Dollar Reaches New 24-Year High Against Yen As BOJ Remains Dovish; BOE looms

By Kevin Buckland

TOKYO – The U.S. dollar hit a new 24-year high against the yen after the Bank of Japan stuck to ultra-easy stimulus on Thursday, just hours after the Federal Reserve surprised markets with hawkish interest rate projections.

The greenback had already hit a new 37-year high against the pound before the Bank of England’s policy announcement later in the day, and a two-decade high against the euro.

It also hit new highs against regional currencies, from Australian and New Zealand dollars to the offshore Chinese yuan and Korean won, as well as the Singapore dollar and Thai baht.

The yen embarked on a frantic race the day after the BOJJapan’s decision to keep short-term rates negative and hold the 10-year government bond yield near zero, bolstering market expectations that Japan’s central bank will continue to swim against a global wave of tightening monetary policy, despite a weaker currency.

The dollar jumped as high as 145.405 yen for the first time since August 1998, but then fell sharply back to 143.50, before last trading 0.45% higher than Wednesday at 144.75.

“There could be concerns about intervention, or even a verification of rates by the BOJsaid Tohru Sasaki, head of Japan market research at JP Morgan in Tokyo. “It could also just be the result of market illiquidity.”

“The market will be jittery, there will be some volatility for a while, but eventually, in the medium term, the yen’s weak trend will continue,” Sasaki said. “The 1998 peak was at 147.60, so the market will look to that level.”

Japan’s head of monetary diplomacy later said authorities had not intervened in the market.

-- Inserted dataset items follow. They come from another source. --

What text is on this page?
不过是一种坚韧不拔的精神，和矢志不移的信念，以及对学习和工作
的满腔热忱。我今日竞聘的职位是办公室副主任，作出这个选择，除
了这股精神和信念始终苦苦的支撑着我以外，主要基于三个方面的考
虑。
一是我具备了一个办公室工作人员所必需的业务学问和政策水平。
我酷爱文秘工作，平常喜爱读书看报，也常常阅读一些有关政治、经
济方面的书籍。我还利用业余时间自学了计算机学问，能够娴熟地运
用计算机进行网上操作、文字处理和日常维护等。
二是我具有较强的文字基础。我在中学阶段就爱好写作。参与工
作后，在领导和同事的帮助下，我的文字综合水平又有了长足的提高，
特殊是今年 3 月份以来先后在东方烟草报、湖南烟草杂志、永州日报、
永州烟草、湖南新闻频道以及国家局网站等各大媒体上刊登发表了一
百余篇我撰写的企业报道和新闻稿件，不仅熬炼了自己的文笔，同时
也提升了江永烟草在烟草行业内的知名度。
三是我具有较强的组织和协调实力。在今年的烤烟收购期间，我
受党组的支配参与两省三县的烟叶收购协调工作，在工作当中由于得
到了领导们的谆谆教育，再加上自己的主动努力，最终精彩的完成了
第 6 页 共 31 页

The dollar index – which measures the greenback against a basket of six counterparties including the yen, euro and pound – previously hit 111.79 for the first time since mid-2002.

On Wednesday, the Fed released new projections showing rates peaking at 4.6% next year with no cut until 2024. It raised its target interest rate range by an additional 75 basis points (bps) from the overnight at 3.00%-3.25%, as was widely expected.

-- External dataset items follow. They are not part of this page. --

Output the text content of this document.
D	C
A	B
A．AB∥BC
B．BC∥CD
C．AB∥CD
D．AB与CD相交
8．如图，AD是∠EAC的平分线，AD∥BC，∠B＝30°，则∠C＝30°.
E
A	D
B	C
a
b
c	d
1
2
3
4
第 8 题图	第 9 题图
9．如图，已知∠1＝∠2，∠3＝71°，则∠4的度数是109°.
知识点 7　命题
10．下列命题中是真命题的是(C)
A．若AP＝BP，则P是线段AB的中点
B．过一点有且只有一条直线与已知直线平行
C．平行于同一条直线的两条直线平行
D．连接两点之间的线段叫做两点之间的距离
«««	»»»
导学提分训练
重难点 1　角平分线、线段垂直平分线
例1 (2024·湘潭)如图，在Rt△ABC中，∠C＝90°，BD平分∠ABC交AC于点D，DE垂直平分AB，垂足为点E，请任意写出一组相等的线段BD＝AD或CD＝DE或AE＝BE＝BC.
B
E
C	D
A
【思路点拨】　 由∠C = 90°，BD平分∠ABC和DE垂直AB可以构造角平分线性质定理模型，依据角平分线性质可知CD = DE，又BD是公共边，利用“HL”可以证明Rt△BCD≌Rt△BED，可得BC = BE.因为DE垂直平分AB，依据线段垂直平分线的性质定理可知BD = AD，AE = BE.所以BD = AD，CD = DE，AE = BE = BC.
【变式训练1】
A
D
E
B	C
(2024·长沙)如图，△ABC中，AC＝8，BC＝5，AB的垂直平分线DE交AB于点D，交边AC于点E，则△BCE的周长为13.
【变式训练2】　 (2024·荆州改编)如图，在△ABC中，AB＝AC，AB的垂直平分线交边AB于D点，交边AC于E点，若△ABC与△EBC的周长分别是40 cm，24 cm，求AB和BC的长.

The dollar was already supported by demand for safe-haven assets after Putin announced he would call up reservists to fight in Ukraine and said Moscow would respond with the might of all its vast arsenal if the West continued what it wanted. called his “nuclear blackmail” on the conflict there.

“Fed projections and headlines on Russia have contributed to dollar strength, which has been particularly acute against the euro and other European currencies,” said Shinichiro Kadota, senior strategist at Barclays in Tokyo. .

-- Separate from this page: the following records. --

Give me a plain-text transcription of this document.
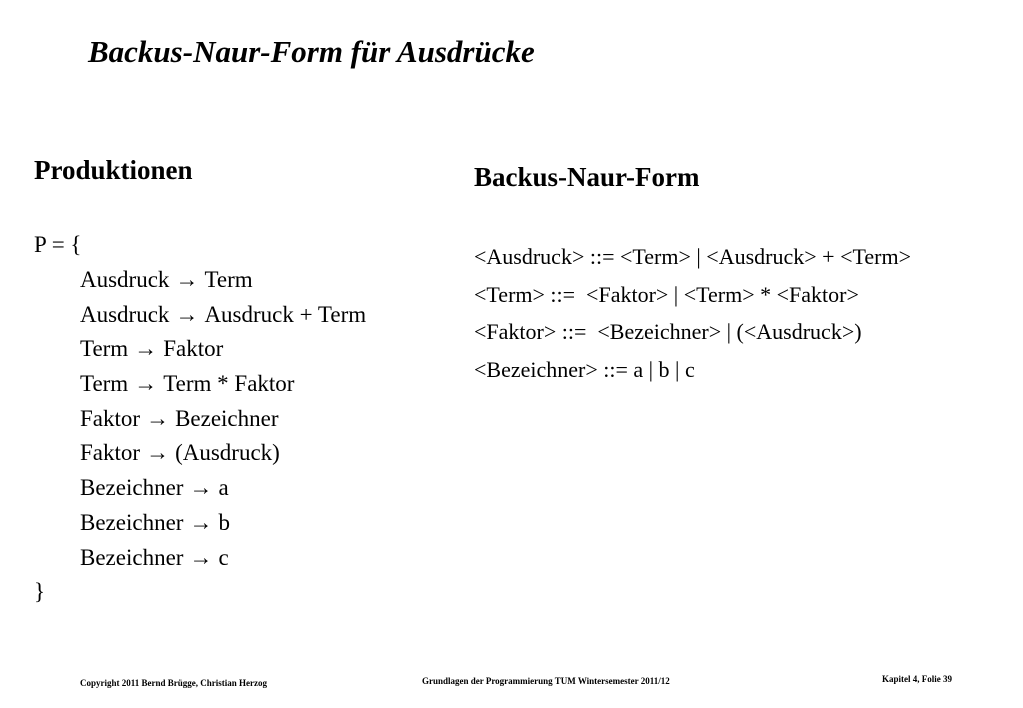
Backus-Naur-Form für Ausdrücke
Produktionen
P = {
Ausdruck → Term
Ausdruck → Ausdruck + Term
Term → Faktor
Term → Term * Faktor
Faktor → Bezeichner
Faktor → (Ausdruck)
Bezeichner → a
Bezeichner → b
Bezeichner → c
}
Backus-Naur-Form
<Ausdruck> ::= <Term> | <Ausdruck> + <Term>
<Term> ::=  <Faktor> | <Term> * <Faktor>
<Faktor> ::=  <Bezeichner> | (<Ausdruck>)
<Bezeichner> ::= a | b | c
Copyright 2011 Bernd Brügge, Christian Herzog	Grundlagen der Programmierung TUM Wintersemester 2011/12	Kapitel 4, Folie 39
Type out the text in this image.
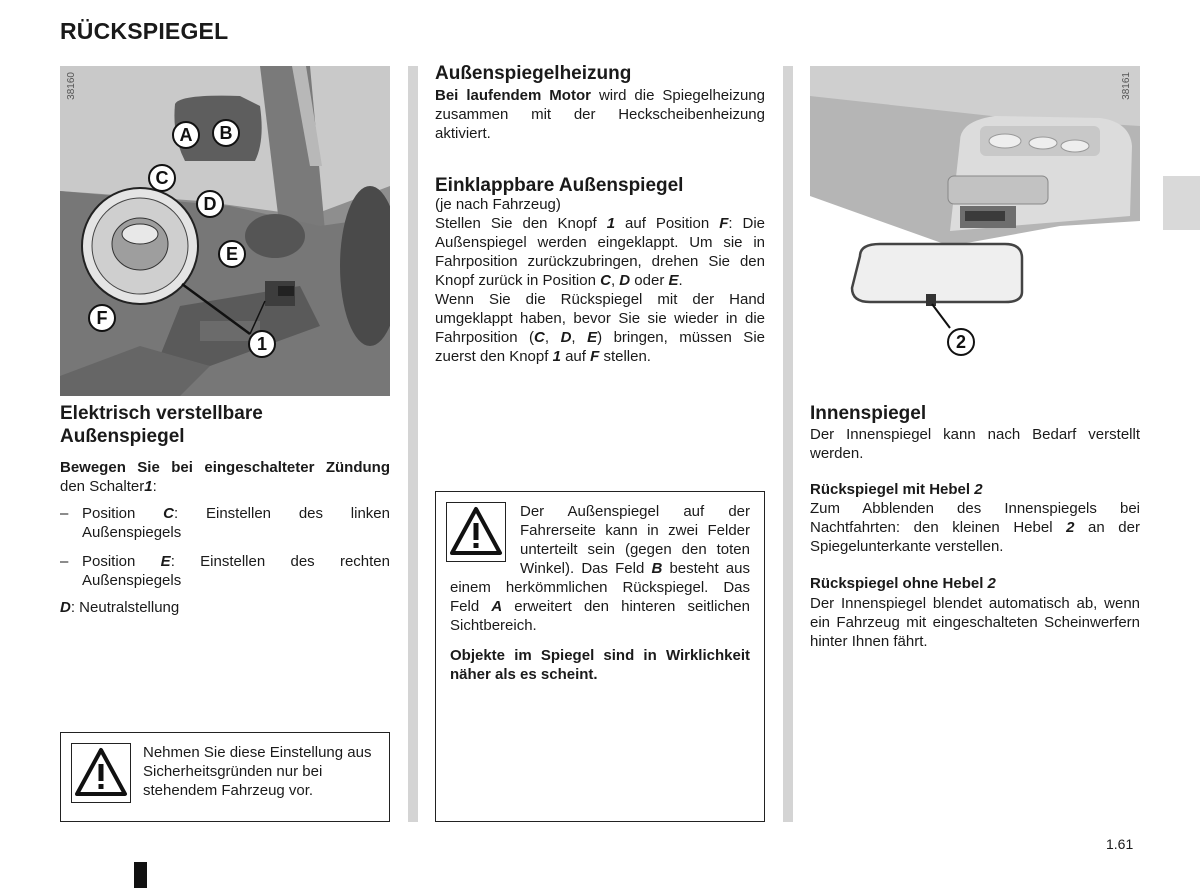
RÜCKSPIEGEL
A	B
C
D
E
F
1
38160
Elektrisch verstellbare Außenspiegel
Bewegen Sie bei eingeschalteter Zündung den Schalter1:
– Position C: Einstellen des linken Außenspiegels
– Position E: Einstellen des rechten Außenspiegels
D: Neutralstellung
Nehmen Sie diese Einstellung aus Sicherheitsgründen nur bei stehendem Fahrzeug vor.
Außenspiegelheizung
Bei laufendem Motor wird die Spiegelheizung zusammen mit der Heckscheibenheizung aktiviert.
Einklappbare Außenspiegel
(je nach Fahrzeug)
Stellen Sie den Knopf 1 auf Position F: Die Außenspiegel werden eingeklappt. Um sie in Fahrposition zurückzubringen, drehen Sie den Knopf zurück in Position C, D oder E.
Wenn Sie die Rückspiegel mit der Hand umgeklappt haben, bevor Sie sie wieder in die Fahrposition (C, D, E) bringen, müssen Sie zuerst den Knopf 1 auf F stellen.
Der Außenspiegel auf der Fahrerseite kann in zwei Felder unterteilt sein (gegen den toten Winkel). Das Feld B besteht aus einem herkömmlichen Rückspiegel. Das Feld A erweitert den hinteren seitlichen Sichtbereich.
Objekte im Spiegel sind in Wirklichkeit näher als es scheint.
2
38161
Innenspiegel
Der Innenspiegel kann nach Bedarf verstellt werden.
Rückspiegel mit Hebel 2
Zum Abblenden des Innenspiegels bei Nachtfahrten: den kleinen Hebel 2 an der Spiegelunterkante verstellen.
Rückspiegel ohne Hebel 2
Der Innenspiegel blendet automatisch ab, wenn ein Fahrzeug mit eingeschalteten Scheinwerfern hinter Ihnen fährt.
1.61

“Commodity currencies were also hit hard due to deteriorating risk sentiment.”

The euro weakened to hit a new 20-year low at $0.9807, before falling 0.11% on Wednesday to $0.98265.

The pound fell to a fresh 37-year low at $1.1221 and last changed hands at $1.12425, down 0.24% from the previous session.

The market currently sees an 80% chance of a 75 basis point rate hike by the bepand 20% probably from a half-point increase. [0#BOEWATCH]

The Aussie fell 0.47% to $0.6602 after touching $0.6583, its lowest since mid-2020. Currency liquidity may be thin as Australia observes a public holiday.